To stop the robot from forgetting the old stuff (like cars and pedestrians), the system needs to review old lessons. But robots have limited memory (storage), so they can't save every single video clip they've ever seen.

  • The Highlight Reel: Instead of saving random clips, OMEN looks at the robot's internal "thoughts" (latent features) about how things move. It asks: "Which of these old clips had the most interesting, complex, or unpredictable movements?"
  • It saves those specific "highlight reels" (sequences with diverse motions) and mixes them into the new training. This ensures the robot keeps practicing its old skills while learning new ones, just like a musician practicing old scales while learning a new song.

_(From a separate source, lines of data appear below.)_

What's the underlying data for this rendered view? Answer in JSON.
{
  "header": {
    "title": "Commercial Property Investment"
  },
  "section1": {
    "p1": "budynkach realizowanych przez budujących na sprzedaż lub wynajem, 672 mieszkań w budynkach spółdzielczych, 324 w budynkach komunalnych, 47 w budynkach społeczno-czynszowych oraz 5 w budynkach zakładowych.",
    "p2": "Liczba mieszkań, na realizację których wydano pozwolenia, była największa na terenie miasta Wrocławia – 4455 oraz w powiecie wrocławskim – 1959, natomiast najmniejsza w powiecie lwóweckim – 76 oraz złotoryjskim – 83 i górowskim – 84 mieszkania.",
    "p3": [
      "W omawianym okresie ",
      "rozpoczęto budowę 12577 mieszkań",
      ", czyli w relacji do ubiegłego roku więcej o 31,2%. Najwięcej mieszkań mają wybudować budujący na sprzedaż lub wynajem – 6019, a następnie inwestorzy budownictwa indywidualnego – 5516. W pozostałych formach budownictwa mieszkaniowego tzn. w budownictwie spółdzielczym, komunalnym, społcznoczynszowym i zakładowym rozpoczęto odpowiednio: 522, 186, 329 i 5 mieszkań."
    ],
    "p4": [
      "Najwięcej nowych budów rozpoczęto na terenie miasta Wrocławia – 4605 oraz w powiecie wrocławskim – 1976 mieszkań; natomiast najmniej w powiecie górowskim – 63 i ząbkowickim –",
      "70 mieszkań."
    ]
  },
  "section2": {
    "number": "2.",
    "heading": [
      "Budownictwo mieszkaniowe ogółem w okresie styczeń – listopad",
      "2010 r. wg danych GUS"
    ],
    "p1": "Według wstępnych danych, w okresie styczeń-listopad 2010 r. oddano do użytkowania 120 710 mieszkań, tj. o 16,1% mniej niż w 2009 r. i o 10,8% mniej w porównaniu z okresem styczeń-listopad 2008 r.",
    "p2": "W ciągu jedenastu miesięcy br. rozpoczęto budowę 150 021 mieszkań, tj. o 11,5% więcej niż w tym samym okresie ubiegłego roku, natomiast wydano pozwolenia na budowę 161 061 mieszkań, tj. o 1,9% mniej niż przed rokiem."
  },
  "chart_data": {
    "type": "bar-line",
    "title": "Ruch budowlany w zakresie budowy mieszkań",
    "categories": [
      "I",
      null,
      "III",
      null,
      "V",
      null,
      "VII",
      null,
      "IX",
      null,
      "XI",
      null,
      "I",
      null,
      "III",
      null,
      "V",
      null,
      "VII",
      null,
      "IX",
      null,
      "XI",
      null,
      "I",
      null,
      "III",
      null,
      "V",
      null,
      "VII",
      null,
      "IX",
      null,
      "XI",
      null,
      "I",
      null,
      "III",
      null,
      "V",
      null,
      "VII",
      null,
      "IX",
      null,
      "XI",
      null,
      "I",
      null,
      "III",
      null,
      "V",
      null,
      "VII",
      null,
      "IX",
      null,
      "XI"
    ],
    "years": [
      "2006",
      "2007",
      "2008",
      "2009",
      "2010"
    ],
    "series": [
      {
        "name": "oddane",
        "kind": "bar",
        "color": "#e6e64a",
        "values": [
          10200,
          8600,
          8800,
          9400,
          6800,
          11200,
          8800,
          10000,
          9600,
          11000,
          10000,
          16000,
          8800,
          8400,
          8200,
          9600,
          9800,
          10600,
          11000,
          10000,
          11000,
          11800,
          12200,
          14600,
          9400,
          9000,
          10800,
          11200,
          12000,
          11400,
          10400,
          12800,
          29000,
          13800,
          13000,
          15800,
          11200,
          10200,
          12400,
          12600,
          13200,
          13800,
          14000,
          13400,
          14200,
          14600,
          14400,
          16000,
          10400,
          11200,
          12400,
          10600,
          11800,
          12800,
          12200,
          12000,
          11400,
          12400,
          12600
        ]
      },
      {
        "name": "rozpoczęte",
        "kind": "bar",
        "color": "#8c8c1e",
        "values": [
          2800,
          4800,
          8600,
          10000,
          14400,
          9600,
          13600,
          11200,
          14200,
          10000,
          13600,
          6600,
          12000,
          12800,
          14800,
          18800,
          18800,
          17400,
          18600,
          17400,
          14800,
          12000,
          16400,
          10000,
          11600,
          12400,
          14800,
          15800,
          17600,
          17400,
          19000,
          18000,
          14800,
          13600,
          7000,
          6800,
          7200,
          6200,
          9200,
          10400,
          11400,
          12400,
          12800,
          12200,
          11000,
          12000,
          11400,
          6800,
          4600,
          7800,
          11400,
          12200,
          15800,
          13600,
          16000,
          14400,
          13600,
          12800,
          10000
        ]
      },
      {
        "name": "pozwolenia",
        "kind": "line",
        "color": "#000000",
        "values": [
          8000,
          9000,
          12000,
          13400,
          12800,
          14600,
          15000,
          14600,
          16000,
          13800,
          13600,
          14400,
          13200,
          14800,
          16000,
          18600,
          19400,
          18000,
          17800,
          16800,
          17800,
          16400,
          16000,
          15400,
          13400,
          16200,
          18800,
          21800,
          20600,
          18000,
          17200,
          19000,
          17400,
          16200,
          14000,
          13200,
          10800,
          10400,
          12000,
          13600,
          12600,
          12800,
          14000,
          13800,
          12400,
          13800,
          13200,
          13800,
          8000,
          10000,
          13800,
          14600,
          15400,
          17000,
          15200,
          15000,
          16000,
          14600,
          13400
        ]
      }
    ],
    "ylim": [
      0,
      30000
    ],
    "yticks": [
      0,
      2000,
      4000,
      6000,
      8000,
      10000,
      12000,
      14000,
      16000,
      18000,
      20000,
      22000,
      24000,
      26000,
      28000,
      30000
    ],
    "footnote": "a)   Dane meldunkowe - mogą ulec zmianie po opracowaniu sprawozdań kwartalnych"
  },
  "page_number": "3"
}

3. The Result: A Robot That Grows With the World

The paper tested this on massive datasets (like nuScenes and Argoverse 2) and even on a real self-driving car.

  • The Test: They taught the robot about cars first, then added pedestrians, then trucks, and so on, one by one.
  • The Outcome: Unlike other methods that forgot the cars when learning about trucks, OMEN remembered everything. It could predict where a car would go and where a new type of scooter would go, all at the same time.
  • Zero-Shot Magic: Even when they drove the robot in a completely new city (real-world testing) with cameras it had never seen before, it still worked. It didn't need to be retrained; it just applied what it learned.

The Big Picture

In the past, autonomous vehicles were like students who could only pass a test if the questions were exactly the same as the ones they studied. OMEN turns them into lifelong learners. They can adapt to new traffic rules, new types of vehicles, and new environments on the fly, without needing a massive library of pre-stored data or a complete system reboot.

It's the difference between a robot that says, "I don't know what that is, I'm confused," and a robot that says, "I've never seen a scooter before, but I know how to watch it, and I haven't forgotten how to watch cars either."